A quick response to two calamities

Published March 1, 2001

Gilda Funes and her husband Jose Cruz embrace as six of their immediate family members, three from her side and three from his, are lowered into a common grave in Santa Tecla, El Salvador in January. The earthquake was one of two that drew a quick response from PWRDF and other international agencies.

Canadian Anglicans have responded quickly to help victims of two natural disasters which happened in the space of three weeks, in two different parts of the world.

In India, the Primate’s World Relief and Development Fund (PWRDF) immediately made an initial grant of $15,000 to assist victims of the January 26 earthquake disaster in the state of Gujarat. As the estimated death toll rose from an estimated 10,000 to more than 100,000, PWRDF said it expects that more grants will follow.

The PWRDF grant was part of a larger grant of $100,000 from Action By Churches Together (ACT), a worldwide alliance of churches and related agencies with a coordinated emergency response system.

ACT sent emergency teams to the devastated area in India to create shelters and distribute food and other relief items such as blankets, clothes, and water. A mass exodus from the area from those fearing aftershocks was reported just days after the huge quake, which measured 7.9 on the Richter Scale.
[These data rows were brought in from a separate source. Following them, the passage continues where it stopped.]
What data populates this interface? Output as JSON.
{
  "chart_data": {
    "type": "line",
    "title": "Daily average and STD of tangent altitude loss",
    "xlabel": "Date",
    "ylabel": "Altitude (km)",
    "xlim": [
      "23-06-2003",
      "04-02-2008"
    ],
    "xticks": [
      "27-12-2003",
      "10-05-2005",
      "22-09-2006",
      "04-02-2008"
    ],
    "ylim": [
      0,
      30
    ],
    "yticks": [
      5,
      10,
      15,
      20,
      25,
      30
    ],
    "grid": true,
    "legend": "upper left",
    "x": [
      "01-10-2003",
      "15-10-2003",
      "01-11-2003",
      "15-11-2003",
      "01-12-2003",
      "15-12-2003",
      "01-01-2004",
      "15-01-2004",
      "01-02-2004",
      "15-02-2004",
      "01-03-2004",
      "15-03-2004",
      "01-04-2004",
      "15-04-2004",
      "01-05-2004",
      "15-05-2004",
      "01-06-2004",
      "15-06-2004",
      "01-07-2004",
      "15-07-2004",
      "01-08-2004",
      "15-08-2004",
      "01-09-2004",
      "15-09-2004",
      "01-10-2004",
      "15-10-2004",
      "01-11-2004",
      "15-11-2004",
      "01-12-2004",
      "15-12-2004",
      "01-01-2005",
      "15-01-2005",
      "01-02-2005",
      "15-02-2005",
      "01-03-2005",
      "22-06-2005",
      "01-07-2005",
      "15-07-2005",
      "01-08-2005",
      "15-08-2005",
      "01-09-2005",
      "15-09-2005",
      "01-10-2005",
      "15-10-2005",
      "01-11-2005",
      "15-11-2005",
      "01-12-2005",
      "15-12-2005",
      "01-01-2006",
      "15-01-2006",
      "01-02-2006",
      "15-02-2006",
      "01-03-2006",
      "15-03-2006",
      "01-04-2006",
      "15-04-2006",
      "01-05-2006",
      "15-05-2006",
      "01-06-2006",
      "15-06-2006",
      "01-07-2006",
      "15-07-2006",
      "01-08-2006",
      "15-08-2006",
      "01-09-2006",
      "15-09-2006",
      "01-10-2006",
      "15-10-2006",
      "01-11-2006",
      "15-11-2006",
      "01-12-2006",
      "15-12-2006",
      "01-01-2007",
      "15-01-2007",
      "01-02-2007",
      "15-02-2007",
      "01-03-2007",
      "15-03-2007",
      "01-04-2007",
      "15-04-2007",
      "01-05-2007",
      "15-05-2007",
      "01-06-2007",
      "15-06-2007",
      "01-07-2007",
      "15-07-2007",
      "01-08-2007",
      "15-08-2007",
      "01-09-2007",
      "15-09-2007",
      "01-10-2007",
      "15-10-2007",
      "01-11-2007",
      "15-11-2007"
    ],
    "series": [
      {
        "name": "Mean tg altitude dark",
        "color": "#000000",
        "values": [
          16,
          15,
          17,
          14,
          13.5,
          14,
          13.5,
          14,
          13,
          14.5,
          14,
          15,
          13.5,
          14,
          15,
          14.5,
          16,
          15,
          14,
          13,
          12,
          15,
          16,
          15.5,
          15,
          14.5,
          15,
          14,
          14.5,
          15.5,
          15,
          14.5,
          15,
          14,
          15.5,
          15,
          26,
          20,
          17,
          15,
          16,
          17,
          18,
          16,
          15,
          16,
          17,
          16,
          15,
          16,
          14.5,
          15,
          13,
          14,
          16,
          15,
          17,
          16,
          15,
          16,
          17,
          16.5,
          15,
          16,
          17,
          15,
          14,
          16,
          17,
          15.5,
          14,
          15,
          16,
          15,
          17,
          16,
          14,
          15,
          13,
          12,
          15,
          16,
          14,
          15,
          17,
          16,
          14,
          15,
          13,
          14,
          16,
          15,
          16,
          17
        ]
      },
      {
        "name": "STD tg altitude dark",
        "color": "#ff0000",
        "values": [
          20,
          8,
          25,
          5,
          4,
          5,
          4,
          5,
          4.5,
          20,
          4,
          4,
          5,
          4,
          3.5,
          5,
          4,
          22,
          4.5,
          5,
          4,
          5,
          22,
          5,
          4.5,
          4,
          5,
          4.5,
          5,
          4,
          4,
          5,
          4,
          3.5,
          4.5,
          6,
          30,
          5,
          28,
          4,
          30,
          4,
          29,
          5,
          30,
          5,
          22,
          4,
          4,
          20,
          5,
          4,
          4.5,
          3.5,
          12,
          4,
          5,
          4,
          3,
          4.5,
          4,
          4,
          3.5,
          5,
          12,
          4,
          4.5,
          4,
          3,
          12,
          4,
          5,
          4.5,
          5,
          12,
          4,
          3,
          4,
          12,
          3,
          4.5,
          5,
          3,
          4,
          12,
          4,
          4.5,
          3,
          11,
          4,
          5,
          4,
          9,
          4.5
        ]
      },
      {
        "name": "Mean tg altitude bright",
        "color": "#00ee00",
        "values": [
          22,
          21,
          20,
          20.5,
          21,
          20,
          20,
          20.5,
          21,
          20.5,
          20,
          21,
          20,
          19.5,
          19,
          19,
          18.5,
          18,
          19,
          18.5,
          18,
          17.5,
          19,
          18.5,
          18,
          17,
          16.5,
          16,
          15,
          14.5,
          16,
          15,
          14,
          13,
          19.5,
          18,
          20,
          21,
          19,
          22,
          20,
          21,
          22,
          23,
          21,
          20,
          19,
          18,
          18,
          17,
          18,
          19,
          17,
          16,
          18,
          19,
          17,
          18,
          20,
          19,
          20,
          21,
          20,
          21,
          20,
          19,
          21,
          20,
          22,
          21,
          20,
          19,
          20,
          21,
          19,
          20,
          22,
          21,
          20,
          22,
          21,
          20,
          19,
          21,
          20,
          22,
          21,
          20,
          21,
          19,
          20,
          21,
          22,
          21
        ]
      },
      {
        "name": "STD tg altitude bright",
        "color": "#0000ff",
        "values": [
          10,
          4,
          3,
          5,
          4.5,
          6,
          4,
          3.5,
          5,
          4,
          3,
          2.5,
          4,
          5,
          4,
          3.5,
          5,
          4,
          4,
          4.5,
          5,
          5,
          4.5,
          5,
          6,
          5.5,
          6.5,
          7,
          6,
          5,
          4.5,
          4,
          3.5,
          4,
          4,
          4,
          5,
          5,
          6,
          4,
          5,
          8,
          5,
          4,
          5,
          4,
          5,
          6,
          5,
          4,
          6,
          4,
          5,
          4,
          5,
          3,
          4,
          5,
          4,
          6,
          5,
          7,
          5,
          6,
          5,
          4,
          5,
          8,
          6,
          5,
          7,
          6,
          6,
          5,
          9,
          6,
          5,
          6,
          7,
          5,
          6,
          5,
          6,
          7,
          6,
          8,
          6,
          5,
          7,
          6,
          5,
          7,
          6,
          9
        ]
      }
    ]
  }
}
Meanwhile, former residents were flooding in to the area to try to find family members and salvage belongings.

The earthquake in India was the area’s worst since 1956.

It pushed an earlier quake in El Salvador off the front pages and effectively out of the news. That quake, which struck on January 13, killed an estimated 700 people, destroyed thousands of homes, injured a further 400 and left at least 1300 missing. Over 1,000 were reported missing in an area west of the capital where a mile-long landslide buried hundreds of homes.

PWRDF donated an initial $10,000 to aid in El Salvador, again part of a larger ACT effort of $50,000.

ACT members in El Salvador, the Lutheran World Federation (LWF) were distributing food, blankets, mattresses, shovels and other relief items in two camps in Santa Tecla, for 300 people, and San Salvador, for 3000 people.

By late January ACT said it had helped 14,500 families in 39 communities. ACT said its support focused on those who were already vulnerable before the disaster and to those in the poorest communities.

A 4-year-old girl, a member of La Iglesia Anglicana in El Salvador was killed in the quake. Church property was heavily damaged. Dean Luis Serrano of the pro-cathedral at San Juan la Evangelista, was preparing for Sunday worship when the quake struck Saturday morning.

Huge cracks appeared in the walls of the church, forcing the congregation to meet on a nearby patio the next day. Dean Serrano said the community was devastated.

In the secular fundraising relief efforts in Canada, the Indian earthquake was culling far more donations than the El Salvadoran quake.

Relief spokespersons for the Red Cross and other agencies attributed the swell of donations to front-page coverage in the media, and to the greater magnitude of the disaster. All expressed fears that the donations would drop off once the disasters are no longer front-page news.